Wildlife monitoring is an essential part of conservation. In many parts of the world, it is proven to be a critical step taken to protect endangered species, as well as developing corridors for animals that will help prevent increasing human-wildlife interactions due to our invasion of their spaces in the name of development.
Understanding human-wildlife interactions are the crux of one of our ongoing projects. Conflict simply may arise when the interests of humans and wildlife—real or perceived—do not coincide. Chief among these is competition between wildlife and humans for food or water.
The main objective of our project is to ensure water equity and water security for both, humans & wildlife. The water crisis is growing in the Nilgiris despite having an ample number of wetlands and springs. This has led to increase in conflicts between human and wildlife due to competition for water.
Our Three Musketeers
Beeman, Chandrasekar, and Nayantara are the ones that work on the subject of human-wildlife interactions. Alike the three musketeers motto – “All for one, one for all”, they carry out their work on similar lines. Except, their notion relates to water resources being accessible and available for both humans and wildlife.

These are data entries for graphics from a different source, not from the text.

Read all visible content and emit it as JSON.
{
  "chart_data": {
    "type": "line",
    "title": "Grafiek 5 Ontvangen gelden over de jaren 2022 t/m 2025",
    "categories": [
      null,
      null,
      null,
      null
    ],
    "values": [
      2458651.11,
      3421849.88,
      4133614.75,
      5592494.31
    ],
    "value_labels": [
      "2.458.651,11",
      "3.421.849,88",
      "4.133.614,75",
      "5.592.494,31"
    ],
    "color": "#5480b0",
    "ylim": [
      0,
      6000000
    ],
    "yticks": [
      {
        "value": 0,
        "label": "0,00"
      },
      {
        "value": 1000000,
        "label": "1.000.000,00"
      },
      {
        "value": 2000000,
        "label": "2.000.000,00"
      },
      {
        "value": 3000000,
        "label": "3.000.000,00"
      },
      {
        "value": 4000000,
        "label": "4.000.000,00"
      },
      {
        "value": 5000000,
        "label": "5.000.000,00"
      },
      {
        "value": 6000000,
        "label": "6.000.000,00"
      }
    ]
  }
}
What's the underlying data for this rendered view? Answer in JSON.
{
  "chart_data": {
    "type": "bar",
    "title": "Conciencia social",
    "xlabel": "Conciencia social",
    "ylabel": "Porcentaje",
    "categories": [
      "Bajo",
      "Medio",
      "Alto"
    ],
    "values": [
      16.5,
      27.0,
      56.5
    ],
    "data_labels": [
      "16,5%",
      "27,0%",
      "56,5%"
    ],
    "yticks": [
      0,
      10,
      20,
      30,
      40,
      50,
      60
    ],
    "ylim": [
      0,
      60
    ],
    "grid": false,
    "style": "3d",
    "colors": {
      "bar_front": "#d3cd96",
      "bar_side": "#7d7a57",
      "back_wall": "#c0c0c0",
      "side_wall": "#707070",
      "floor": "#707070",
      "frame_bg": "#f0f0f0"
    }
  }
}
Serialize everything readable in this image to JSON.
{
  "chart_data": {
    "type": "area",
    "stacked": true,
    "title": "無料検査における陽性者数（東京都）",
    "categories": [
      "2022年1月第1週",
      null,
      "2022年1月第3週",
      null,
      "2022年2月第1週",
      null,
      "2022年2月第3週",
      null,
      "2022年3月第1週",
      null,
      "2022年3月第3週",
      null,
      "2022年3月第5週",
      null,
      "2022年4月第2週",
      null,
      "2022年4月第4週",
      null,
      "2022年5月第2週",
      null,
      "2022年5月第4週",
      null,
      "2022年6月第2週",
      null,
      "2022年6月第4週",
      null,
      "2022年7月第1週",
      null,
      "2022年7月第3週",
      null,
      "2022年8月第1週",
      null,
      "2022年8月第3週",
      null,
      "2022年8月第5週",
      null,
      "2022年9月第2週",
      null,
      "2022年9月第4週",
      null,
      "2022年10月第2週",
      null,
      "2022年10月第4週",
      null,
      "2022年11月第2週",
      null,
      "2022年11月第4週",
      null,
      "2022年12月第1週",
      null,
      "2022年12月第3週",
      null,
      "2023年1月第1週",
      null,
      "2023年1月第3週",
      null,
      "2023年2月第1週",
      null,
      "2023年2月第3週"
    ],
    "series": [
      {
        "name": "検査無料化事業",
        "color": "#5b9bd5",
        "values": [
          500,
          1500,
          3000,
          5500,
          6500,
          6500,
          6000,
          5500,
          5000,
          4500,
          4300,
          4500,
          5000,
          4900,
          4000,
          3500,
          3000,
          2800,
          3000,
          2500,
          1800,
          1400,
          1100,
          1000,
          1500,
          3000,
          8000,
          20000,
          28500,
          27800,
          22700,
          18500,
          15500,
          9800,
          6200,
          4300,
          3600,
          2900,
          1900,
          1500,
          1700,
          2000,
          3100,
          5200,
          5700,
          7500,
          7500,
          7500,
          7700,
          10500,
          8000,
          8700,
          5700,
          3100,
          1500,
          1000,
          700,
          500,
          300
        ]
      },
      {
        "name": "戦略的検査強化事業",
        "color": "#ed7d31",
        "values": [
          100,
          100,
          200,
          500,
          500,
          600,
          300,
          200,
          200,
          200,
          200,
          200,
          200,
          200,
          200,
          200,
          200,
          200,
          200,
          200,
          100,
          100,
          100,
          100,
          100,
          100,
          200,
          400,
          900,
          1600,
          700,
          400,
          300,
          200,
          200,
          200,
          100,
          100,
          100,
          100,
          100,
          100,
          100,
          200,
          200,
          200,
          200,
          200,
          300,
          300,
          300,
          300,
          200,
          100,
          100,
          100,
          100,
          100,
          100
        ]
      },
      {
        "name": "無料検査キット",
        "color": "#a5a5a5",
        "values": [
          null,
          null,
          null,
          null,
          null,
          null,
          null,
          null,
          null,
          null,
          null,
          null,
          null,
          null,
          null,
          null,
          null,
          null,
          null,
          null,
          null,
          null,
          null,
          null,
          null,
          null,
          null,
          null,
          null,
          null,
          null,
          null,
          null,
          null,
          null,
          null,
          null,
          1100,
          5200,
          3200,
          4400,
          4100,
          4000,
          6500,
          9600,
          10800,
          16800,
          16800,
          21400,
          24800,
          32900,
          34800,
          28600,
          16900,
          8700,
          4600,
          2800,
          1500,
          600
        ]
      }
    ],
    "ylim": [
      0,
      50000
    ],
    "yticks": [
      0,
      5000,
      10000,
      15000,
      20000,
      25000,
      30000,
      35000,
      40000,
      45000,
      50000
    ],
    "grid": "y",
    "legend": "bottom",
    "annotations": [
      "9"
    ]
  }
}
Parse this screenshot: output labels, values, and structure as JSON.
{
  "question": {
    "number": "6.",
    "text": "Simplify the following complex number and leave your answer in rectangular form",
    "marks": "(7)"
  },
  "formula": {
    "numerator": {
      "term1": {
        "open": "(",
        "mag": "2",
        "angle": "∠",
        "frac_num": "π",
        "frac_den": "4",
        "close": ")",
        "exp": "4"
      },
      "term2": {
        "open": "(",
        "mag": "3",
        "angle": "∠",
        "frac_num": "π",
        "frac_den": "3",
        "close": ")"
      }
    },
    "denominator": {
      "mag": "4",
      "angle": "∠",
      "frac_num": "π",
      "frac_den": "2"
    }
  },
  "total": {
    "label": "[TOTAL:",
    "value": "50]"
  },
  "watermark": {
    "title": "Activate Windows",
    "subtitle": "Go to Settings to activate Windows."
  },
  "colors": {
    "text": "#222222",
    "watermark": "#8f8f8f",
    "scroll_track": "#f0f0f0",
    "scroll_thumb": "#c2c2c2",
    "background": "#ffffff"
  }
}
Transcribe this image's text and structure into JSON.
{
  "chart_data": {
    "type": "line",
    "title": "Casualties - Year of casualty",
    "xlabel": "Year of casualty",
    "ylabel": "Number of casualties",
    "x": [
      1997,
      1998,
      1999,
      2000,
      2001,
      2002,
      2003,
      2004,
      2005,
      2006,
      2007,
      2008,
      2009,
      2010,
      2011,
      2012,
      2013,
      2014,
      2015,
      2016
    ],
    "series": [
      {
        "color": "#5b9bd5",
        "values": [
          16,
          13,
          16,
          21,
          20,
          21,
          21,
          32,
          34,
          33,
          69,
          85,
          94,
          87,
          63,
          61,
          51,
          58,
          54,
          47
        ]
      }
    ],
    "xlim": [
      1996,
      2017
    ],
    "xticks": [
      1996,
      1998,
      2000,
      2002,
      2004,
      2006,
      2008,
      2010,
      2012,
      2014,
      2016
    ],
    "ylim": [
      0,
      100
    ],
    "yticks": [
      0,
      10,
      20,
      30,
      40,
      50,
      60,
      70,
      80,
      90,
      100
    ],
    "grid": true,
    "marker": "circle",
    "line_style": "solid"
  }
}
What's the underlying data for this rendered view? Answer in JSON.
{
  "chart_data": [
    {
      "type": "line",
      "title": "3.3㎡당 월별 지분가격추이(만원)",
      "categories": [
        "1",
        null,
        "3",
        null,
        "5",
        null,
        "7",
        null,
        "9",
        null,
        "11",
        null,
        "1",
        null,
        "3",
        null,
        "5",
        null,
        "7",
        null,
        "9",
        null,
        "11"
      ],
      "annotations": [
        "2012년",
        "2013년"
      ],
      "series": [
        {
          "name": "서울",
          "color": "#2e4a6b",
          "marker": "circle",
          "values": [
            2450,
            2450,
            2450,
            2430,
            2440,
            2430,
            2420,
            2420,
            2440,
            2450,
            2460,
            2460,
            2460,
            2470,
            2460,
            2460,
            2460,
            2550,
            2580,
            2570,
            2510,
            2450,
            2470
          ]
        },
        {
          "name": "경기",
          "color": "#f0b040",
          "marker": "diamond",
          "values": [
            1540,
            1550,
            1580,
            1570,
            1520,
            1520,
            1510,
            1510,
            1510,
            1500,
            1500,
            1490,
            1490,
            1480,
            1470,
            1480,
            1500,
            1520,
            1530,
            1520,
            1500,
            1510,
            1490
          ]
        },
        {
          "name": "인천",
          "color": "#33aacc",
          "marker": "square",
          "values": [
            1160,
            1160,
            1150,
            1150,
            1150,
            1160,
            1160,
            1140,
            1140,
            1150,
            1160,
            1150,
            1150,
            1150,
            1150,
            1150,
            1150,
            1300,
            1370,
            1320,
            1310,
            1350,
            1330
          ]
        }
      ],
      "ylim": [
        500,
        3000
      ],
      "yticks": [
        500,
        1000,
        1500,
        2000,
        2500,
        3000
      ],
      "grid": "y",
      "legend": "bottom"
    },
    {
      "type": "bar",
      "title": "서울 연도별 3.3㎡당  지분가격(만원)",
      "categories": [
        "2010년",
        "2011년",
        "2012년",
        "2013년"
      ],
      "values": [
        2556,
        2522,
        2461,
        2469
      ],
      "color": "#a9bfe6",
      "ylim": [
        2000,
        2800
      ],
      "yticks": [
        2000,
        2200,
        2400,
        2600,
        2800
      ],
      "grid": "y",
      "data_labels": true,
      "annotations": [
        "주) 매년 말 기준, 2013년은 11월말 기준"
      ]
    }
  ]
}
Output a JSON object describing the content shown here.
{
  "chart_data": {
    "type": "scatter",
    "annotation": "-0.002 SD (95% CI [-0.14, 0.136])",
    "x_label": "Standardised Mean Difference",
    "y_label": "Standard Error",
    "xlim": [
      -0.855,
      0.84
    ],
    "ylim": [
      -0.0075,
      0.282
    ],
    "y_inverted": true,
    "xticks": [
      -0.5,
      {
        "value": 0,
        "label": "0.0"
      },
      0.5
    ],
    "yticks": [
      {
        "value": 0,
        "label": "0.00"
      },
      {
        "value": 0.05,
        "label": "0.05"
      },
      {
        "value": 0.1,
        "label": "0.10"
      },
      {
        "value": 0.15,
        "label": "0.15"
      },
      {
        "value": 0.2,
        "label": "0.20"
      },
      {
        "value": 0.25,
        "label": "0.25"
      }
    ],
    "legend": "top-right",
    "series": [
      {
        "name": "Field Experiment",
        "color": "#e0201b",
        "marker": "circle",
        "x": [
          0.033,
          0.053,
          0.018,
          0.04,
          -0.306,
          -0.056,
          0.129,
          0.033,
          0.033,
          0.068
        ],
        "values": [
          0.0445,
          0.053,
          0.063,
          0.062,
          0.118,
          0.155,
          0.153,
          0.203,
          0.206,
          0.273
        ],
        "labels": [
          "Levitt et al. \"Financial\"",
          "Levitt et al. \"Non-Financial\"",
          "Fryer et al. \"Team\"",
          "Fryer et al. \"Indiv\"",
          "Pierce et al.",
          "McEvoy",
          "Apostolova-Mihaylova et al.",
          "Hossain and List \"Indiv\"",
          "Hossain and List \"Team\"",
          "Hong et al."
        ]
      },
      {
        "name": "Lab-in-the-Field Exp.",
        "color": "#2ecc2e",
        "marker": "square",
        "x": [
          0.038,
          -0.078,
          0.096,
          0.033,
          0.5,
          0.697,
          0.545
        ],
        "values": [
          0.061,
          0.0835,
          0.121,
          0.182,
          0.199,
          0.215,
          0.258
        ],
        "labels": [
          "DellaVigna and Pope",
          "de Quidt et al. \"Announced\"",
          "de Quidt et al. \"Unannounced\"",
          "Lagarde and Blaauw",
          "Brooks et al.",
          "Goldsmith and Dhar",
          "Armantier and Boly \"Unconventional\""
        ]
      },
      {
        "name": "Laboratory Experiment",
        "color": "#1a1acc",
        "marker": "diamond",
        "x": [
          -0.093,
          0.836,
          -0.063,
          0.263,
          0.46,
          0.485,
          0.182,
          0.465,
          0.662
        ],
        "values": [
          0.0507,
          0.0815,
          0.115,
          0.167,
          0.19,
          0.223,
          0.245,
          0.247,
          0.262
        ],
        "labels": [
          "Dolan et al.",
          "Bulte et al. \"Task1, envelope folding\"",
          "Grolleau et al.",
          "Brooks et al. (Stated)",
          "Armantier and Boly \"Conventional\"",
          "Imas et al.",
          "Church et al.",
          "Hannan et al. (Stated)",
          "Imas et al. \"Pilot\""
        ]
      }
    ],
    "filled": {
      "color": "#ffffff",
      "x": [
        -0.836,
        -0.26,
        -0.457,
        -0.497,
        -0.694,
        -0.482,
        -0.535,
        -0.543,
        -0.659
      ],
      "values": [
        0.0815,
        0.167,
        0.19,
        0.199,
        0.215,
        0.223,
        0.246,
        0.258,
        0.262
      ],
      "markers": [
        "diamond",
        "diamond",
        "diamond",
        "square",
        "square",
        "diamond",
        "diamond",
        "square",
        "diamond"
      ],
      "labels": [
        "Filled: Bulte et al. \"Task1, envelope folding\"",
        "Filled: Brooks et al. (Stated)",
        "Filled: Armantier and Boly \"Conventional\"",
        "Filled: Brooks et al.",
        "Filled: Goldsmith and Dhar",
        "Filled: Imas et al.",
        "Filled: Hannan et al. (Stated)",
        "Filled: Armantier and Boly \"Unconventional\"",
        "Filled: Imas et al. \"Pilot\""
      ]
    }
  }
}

While Chandrasekar and Beeman are often out in the field busy behind the gaurs, Nayantara collates, analyses and pieces together the collected data to form stories and narratives that help understand the situation better; a happy medium that the three have arrived upon.
Their occupation of tracking wildlife may sound like an amusing pursuit, but there are risks involved in carrying out this task but however one can always argue that it is way better than working on piles of files every day.
“Injury or accident while climbing rocks or wading upstream is inevitable,” Getting too close are often perceived as a threat by the animal. It may be okay for a minute, but might not be okay the next”, says Chandrasekar.
Both of them (Chandrasekar and Beeman) enjoy it but are always attentive and carry out the tasks with disturbing the animals from its natural activity.
Every day, at 7:00 am, both of them set out to monitor Gaur herds in their respective field areas. Together they monitor a total of four herds, two for each. They identify, observe behaviour, note habitat utilisation and upload GPS points to record migratory patterns of these large bovine herds, besides conducting perceptions surveys with people in the locality along with Nayantara.
Furthermore, they also guide community stewards that are assigned to each region – Kotagiri, Kokkalthorai, Aracode. The role of the stewards is to assess water quality & quantity, note wildlife movements around the water sources that have been inventoried and engage with the local community people.
The perception surveys have given us a few insights into how people perceive this situation. Generally, the greater the negative impact wildlife has on human lives and livelihoods, the greater the perception of wild animals as “pests”.
Tolerance level towards these gaurs moving through fields or house areas is becoming low. We reckon, due to the drastic change in the demography of Kotagiri. People from the plains have acquired quite an amount of land. Many have migrated from here to the plains. Both these groups have contrasting outlook towards the gaurs. Perhaps, the ones that have lived in these landscapes have adapted to co-exist with the gaurs to an extent while others find their presence a menace.
Especially, women living in urban spaces see it as a threat as they are worried about their children playing out in the field or getting back from school. On other hand, women working as tea pickers have developed a form of no-harm alliance with the gaurs. They don’t mind them, and the women don’t attempt to chase or hurt the animal. This has been working for them. They even feel that the animal also understands that we are of no harm.
Also, people belonging to different age groups have different perspectives. People above 50 have seen these changes coming. On record, many have said that they’ve never witnessed such frequent visits by gaur herds 25 years back.
There are other drawbacks that are involved in conducting perception surveys. Few respondents sometimes are infuriated with few questions. They are bemused that the questions sympathize with the animal and not humans.
Many farms and houses are human-modified landscapes. Owners of such private spaces do not welcome gaurs nor do they encourage us monitoring them in their private lands. A sense of incertitude creeps in once questions in regard to water consumption or how they tap resources and the frequency in which they do are raised; it doesn’t go down well with a few.
It is understandable that the community expects overnight solutions, as there are constant harm and damage caused by these animals. It is important to simplify the purpose of monitoring to the community, and how the findings will help ultimately benefit them.
On the other hand, it is evident to the majority all that shrinking forest cover, water or food are the reasons why animals are moving into human space.
Summer is loading…
There have been recent incidents in and around Kotagiri town of bears breaking in shops and bakeries for food. One of the recent attempts has been at our Honey section on campus. Fortunately, they were just looking for the last course after fulfilling their stomach at a bakery a kilometer away from us.
With summer around the corner, it’s getting hotter by the day, sloth bears and other animals will also be looking to quench their thirst and wander into spaces in search of food.